Je n'ai jamais été trop attiré par Wonder Woman. J'avais déjà un peu de mal à croire au personnage en lui-même. Sans compter qu'à mes yeux, les univers DC (ou Marvel) forment une sorte de mythologie moderne. Du coup un héros qui s'inspire directement des mythes antiques je trouvai ça un peu hors propos.

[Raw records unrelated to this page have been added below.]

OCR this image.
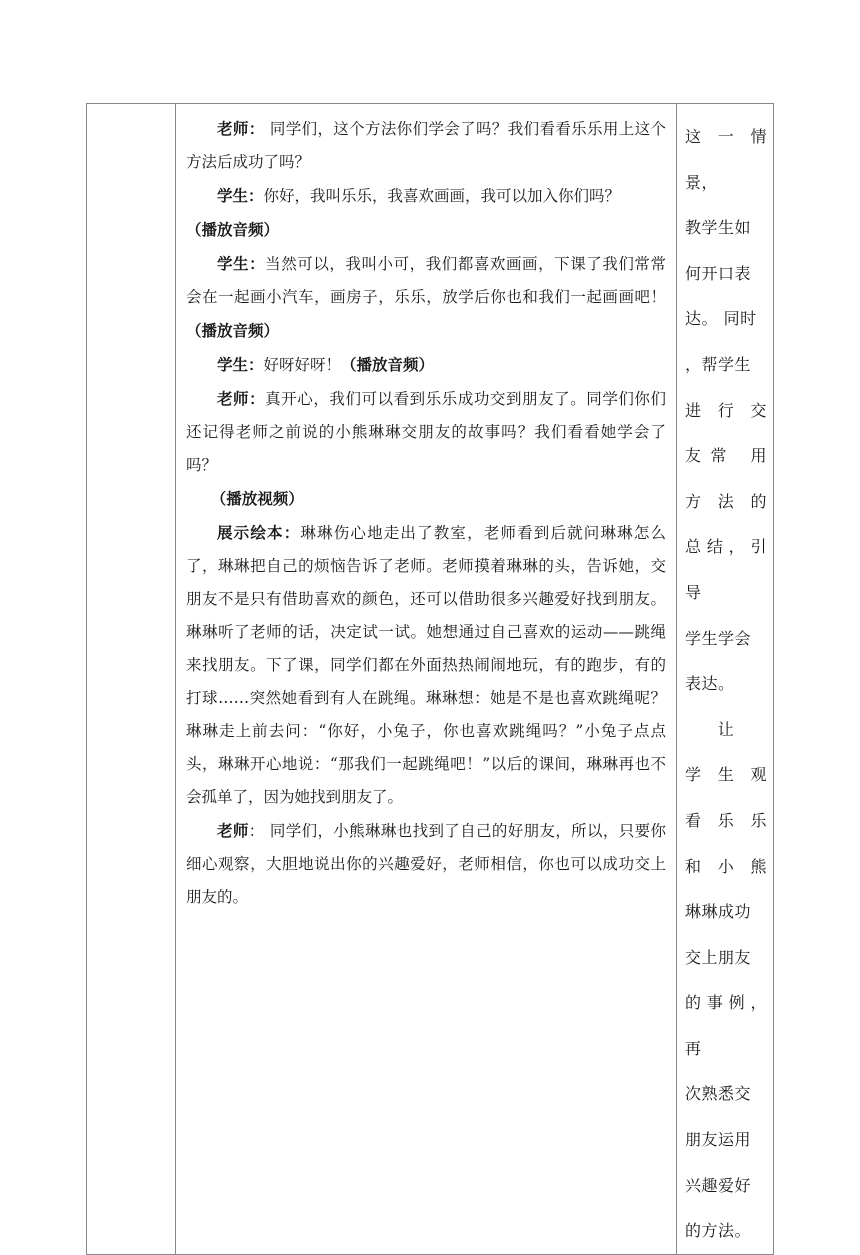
老师： 同学们，这个方法你们学会了吗？我们看看乐乐用上这个方法后成功了吗？

学生：你好，我叫乐乐，我喜欢画画，我可以加入你们吗？

（播放音频）

学生：当然可以，我叫小可，我们都喜欢画画，下课了我们常常会在一起画小汽车，画房子，乐乐，放学后你也和我们一起画画吧！（播放音频）

学生：好呀好呀！（播放音频）

老师：真开心，我们可以看到乐乐成功交到朋友了。同学们你们还记得老师之前说的小熊琳琳交朋友的故事吗？我们看看她学会了吗？

（播放视频）

展示绘本：琳琳伤心地走出了教室，老师看到后就问琳琳怎么了，琳琳把自己的烦恼告诉了老师。老师摸着琳琳的头，告诉她，交朋友不是只有借助喜欢的颜色，还可以借助很多兴趣爱好找到朋友。琳琳听了老师的话，决定试一试。她想通过自己喜欢的运动——跳绳来找朋友。下了课，同学们都在外面热热闹闹地玩，有的跑步，有的打球……突然她看到有人在跳绳。琳琳想：她是不是也喜欢跳绳呢？琳琳走上前去问：“你好，小兔子，你也喜欢跳绳吗？”小兔子点点头，琳琳开心地说：“那我们一起跳绳吧！”以后的课间，琳琳再也不会孤单了，因为她找到朋友了。

老师： 同学们，小熊琳琳也找到了自己的好朋友，所以，只要你细心观察，大胆地说出你的兴趣爱好，老师相信，你也可以成功交上朋友的。

这一情景，
教学生如
何开口表
达。 同时
，帮学生
进 行 交
友常 用
方 法 的
总结，引导
学生学会
表达。
让
学 生 观
看 乐 乐
和 小 熊
琳琳成功
交上朋友
的事例，再
次熟悉交
朋友运用
兴趣爱好
的方法。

Avec le reboot DC, s'intéresser à des personnages que l'on ne connait pas devient beaucoup plus simple. Et lorsqu'en plus la série est bien accueillie par la critique, il ne m'en faut pas plus pour me laisser tenter.
Ceux qui disent que Wonder Woman fait partie des plus belle réussites ne se trompent pas. Ce tome 1 est à la fois surprenant et prometteur.
Surprenant car l'idée même qu'un monde mythologique côtoie celui des superhéros modernes est finalement très bien traitée. Dans le fond, ça m'a un peu rappelé Fables avec cette vision actualisée des divinités que nous connaissons tous.
Prometteur car pour un tome introductif, le scénario n'est pas en reste. Azzarello a (pour l'instant) le bon goût de ne pas trop en faire, ce qui donne une histoire intéressante avec sa part de suspense sans pour autant être trop capillotractée.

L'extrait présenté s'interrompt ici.